Getting Started With Tenderly for Blockchain Development

Rahul Ravindran

Overview

First things first, we need to get your Smart Contracts into Tenderly to use all of the timesaving features like the Visual Debugger, Gas Profiler, Alerts, and more.

There are a couple of ways we can achieve this: we can use the Tenderly CLI to push contracts to a project, or we can verify our Smart Contracts on Etherscan and then paste in the address into Tenderly. I’m going to go with the first approach.

I already have the CLI installed locally, but if you don’t have it already, it’s effortless to set up. Once you have it installed, run tenderly login.

The next step is to go into your project directory and run tenderly init. As I’m using the Tennis Match example from a previous article, I’m going to pick Create new project and write Tennis Match.

$ tenderly init
✔ Create new project
✔ Project: Tennis Match
Project successfully initialized. You can change the project information by editing the tenderly.yaml file or by rerunning tenderly init with the –re-init flag.
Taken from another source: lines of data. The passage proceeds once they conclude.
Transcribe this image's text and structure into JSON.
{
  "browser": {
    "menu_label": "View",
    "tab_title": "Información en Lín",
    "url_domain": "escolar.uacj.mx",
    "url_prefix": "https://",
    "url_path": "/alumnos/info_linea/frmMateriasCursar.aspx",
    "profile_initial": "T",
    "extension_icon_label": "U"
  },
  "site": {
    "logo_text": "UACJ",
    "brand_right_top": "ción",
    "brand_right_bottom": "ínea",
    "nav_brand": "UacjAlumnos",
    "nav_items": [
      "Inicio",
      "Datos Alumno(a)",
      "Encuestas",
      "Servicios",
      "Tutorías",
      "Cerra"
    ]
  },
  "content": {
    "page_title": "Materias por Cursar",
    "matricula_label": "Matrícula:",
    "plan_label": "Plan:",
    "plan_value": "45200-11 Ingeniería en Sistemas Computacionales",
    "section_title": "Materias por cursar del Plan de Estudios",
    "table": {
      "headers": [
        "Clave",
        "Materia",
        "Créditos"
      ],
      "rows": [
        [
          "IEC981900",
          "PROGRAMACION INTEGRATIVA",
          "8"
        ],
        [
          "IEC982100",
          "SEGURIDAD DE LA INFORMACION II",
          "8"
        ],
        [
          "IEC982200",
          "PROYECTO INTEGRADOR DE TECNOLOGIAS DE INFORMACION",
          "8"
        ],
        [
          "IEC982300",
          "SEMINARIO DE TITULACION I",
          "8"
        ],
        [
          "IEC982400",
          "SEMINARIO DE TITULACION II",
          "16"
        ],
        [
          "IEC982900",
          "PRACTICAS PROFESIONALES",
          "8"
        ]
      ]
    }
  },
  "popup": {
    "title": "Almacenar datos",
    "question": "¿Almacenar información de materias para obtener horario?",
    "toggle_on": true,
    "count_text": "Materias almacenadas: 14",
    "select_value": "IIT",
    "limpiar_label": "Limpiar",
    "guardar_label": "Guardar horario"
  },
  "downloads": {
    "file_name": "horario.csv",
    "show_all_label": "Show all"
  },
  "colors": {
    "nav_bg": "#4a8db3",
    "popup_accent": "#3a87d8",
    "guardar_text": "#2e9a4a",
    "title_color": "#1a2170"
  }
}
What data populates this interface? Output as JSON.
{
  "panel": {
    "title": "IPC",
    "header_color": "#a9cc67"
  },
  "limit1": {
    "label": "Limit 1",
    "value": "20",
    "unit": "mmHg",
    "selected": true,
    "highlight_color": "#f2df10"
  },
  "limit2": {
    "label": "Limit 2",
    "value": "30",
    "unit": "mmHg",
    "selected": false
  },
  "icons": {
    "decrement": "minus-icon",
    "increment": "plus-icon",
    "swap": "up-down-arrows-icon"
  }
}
Pushing your Smart Contracts to Tenderly

That’s it! Your project is all set up, and you can push it for the first time to Tenderly.

In order for Tenderly to monitor your Smart Contracts in real-time, you need to push them to your dashboard. Pushing your Smart Contracts is as easy as running the tenderly push command. Let’s try it now:

$ tenderly push
Setting up your project…
Analyzing Truffle configuration…

Pushing Smart Contracts for project: tennis-match
We have detected the following Smart Contracts:
• Migrations
• TennisMatch

Successfully pushed Smart Contracts for project tennis-match. You can view your contracts at https://dashboard.tenderly.dev/Habic/tennis-match/contracts

All Smart Contracts successfully pushed.

Now when you open your Tenderly dashboard, you’ll see your newly created project, and your Smart Contracts added!

Filtering Transactions

As you can see, you can filter by multiple properties:

  • Transaction Status – All/Success/Failed
  • Transaction Type – All/Internal/Direct
  • Contracts – Select which contracts must be present in the transaction
  • Network – Specify the network if you have contracts deployed to multiple networks
  • Tag – Filter by a specific tag that you provided during the tenderly push command (more on this later)

Having filtering this precise and fast is important when you need to pinpoint that specific transaction amongst thousands of them. Another example that comes to mind is finding internal transactions sent to your Smart Contracts that failed. This way, you can see if someone is trying to abuse your contract’s logic or if your code is failing and someone depends on it.

Transaction details, Debugging, Gas Profiling and so much more

The next thing we’re going to cover is the Transaction details and the accompanying suite of tools: a Swiss Army Knife of the Ethereum ecosystem. Why do I call it the Swiss Army Knife you might ask yourself? I did that because there is no other tool out there that saves so much time. Don’t take my word for it, here are some of the things people who already use Tenderly say about the tool.

The Transaction suite consists of several useful and timesaving tools: Execution Overview, Stack Traces, Events/Logs, Contracts, Visual Debugger, State Changes, and the Gas Profiler. We have a lot to cover, so let’s get started!

Execution Overview

The first tool we are covering is the Execution Overview. Think of it as the bird’s-eye view of the transaction. At a glance, you can see the exact code paths of all of the Smart Contracts that participated in a given transaction. You can open the transaction from the image above by clicking here.

When you click on a function name, you can see the context in which that function was called.

But let’s say you want to dig deeper. You can do that by clicking the View in Debugger button next to the function name. Let’s click on it now and go over the next tool.

4. Stack Traces

Stack traces are a very import part of any developer’s workflow both locally, but in production as well. That’s why Stack traces were one of the first features we released, first as a CLI tool and later as part of our platform.

The stack trace above shows the exact line of code where the transaction failed. From there, you can click Debug Error and find the issue in no time! How convenient!

Visual Debugger

The Visual Debugger is one of the tools people love the most. Instead of wasting countless hours debugging transactions, you can use the Visual Debugger so you can focus more on buidling and less on scratching your head.

If you followed along and clicked View in Debugger, you’re at the right place, and if not, you can click here.

Just like you would expect from a debugger in other modern languages, you have the current call stack at the left-hand side, Jump Up/Previous/Next stack navigation controls, and most importantly, Input, Output, Local and State variables to the right.

The level of detail present here doesn’t exist anywhere else and reduces development time by orders of magnitude.

Events and Logs

Moving on from the Visual Debugger, we have the Events/Logs tools. Smart Contract Events are the de-facto way of notifying interested parties that some event has occurred. The Logs themselves also contain valuable information in addition to the information that a particular event has occurred.

When we open the Events/Logs tool, we can see all of the Logs that were emitted during a transaction. What is even better is that the event parameters are already decoded and shown in a human-readable format. No more time wasted decoding hex strings to see what happened. Time: saved!